Some argue against SNAP restrictions because we lack high-quality data to show how the policy will affect diet and health. This is true—our best data are from very small experiments, which show little to no differences in diet quality when sugary drinks are excluded from a program designed to mimic SNAP.
But these findings overlook the likely systemic effects of the policy on food industry practices, which will only become clear when the policy is implemented at scale. Food companies often reformulate existing products to be healthier or introduce new, healthier products when faced with nutrition restrictions in government programs. For example, when the state of Massachusetts implemented stricter nutrition standards for snacks sold in schools, food companies quickly reformulated their products to be lower in salt and sugar, meeting the revised standards. In the U.S. and across the globe, similar effects have resulted from beverage taxes, marketing restrictions, and food labeling laws, making the food supply healthier for everyone and contributing to positive dietary changes. Without a state or national policy change, the long-term effect of SNAP restrictions on Americans’ diets is likely to be underestimated.

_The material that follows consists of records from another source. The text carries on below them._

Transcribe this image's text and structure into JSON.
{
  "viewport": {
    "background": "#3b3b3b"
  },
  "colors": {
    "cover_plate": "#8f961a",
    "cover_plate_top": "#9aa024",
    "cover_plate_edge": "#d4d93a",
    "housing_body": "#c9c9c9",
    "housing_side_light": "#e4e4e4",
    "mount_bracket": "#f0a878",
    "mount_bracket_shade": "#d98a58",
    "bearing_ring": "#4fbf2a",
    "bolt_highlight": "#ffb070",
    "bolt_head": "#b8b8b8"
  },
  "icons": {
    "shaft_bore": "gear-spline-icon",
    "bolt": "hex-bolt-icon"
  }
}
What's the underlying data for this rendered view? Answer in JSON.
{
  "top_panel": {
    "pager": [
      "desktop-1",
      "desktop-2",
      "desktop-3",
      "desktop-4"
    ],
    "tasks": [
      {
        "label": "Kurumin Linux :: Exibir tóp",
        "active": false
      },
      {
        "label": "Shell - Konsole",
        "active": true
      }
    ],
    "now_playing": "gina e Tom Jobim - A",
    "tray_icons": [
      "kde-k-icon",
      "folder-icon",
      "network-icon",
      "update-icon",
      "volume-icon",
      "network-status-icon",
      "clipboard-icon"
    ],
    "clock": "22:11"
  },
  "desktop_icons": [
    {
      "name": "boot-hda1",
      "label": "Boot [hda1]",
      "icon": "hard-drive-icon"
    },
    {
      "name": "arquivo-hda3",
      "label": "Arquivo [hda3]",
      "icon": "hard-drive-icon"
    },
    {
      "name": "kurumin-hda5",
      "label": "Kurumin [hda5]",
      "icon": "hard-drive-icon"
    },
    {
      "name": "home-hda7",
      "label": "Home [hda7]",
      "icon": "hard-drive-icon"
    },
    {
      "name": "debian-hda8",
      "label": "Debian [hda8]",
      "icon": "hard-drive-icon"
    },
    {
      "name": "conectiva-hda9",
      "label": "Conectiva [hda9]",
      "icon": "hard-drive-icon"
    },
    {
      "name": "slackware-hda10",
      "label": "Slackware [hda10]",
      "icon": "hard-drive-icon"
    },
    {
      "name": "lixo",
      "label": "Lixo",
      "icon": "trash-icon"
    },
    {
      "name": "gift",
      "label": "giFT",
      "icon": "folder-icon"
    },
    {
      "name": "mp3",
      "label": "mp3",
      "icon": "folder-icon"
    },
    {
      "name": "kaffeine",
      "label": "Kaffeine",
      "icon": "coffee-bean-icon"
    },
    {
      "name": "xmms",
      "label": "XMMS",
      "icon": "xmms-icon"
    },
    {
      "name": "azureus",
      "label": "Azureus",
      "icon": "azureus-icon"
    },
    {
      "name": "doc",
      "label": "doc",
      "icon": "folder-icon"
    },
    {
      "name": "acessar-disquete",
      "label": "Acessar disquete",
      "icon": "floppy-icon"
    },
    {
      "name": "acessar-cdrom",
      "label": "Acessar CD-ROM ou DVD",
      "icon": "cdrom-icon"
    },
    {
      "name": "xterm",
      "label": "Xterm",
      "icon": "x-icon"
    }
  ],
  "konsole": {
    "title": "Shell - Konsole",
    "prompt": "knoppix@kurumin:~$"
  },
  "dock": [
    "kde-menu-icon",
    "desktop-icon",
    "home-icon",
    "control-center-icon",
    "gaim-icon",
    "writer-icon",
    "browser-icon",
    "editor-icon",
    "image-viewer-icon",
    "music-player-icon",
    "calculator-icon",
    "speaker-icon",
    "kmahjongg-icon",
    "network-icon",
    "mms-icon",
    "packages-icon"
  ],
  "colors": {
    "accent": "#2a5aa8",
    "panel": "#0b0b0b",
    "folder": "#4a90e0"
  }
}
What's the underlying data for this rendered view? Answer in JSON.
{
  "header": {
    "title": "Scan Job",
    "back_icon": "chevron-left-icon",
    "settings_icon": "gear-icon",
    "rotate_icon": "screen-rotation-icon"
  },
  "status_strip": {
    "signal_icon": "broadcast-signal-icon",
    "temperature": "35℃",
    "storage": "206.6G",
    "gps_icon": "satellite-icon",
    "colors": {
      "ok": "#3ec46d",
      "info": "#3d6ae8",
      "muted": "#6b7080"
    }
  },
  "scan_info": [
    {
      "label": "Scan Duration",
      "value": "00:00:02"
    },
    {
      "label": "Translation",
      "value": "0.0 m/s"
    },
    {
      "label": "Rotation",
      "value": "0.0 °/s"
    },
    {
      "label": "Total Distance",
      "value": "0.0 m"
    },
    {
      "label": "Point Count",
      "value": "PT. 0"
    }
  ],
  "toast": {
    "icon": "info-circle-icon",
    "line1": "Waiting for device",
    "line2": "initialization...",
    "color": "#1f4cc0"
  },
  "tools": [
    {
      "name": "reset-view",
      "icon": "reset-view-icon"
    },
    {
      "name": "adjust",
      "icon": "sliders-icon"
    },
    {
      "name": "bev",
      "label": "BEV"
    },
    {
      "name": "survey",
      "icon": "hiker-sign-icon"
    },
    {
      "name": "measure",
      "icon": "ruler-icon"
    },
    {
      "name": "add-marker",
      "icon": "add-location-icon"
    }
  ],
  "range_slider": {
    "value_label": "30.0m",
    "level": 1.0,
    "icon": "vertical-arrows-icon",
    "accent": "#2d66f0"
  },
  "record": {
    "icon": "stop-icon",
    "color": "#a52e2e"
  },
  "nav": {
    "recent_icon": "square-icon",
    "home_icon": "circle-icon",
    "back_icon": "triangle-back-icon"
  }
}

SNAP has looked essentially the same for over 60 years, despite scientific consensus that sugary drinks are harming our health. Public programs should not remain static and can evolve to address the changing needs of the population. Soda is poisoning our kids. The government doesn’t need to subsidize it.
Christina A. Roberto, PhD, is the Mitchell J. Blutt and Margo Krody Blutt Presidential Associate Professor of Health Policy at the Perelman School of Medicine at the University of Pennsylvania. She is also the Director of the Psychology of Eating and Consumer Health lab (PEACH lab) and Associate Director of the Center for Health Incentives and Behavioral Economics at Penn. Alyssa J. Moran, ScD, MPH is Director of Policy and Research Strategy at the PEACH Lab.
The views expressed in this article are the writers’ own.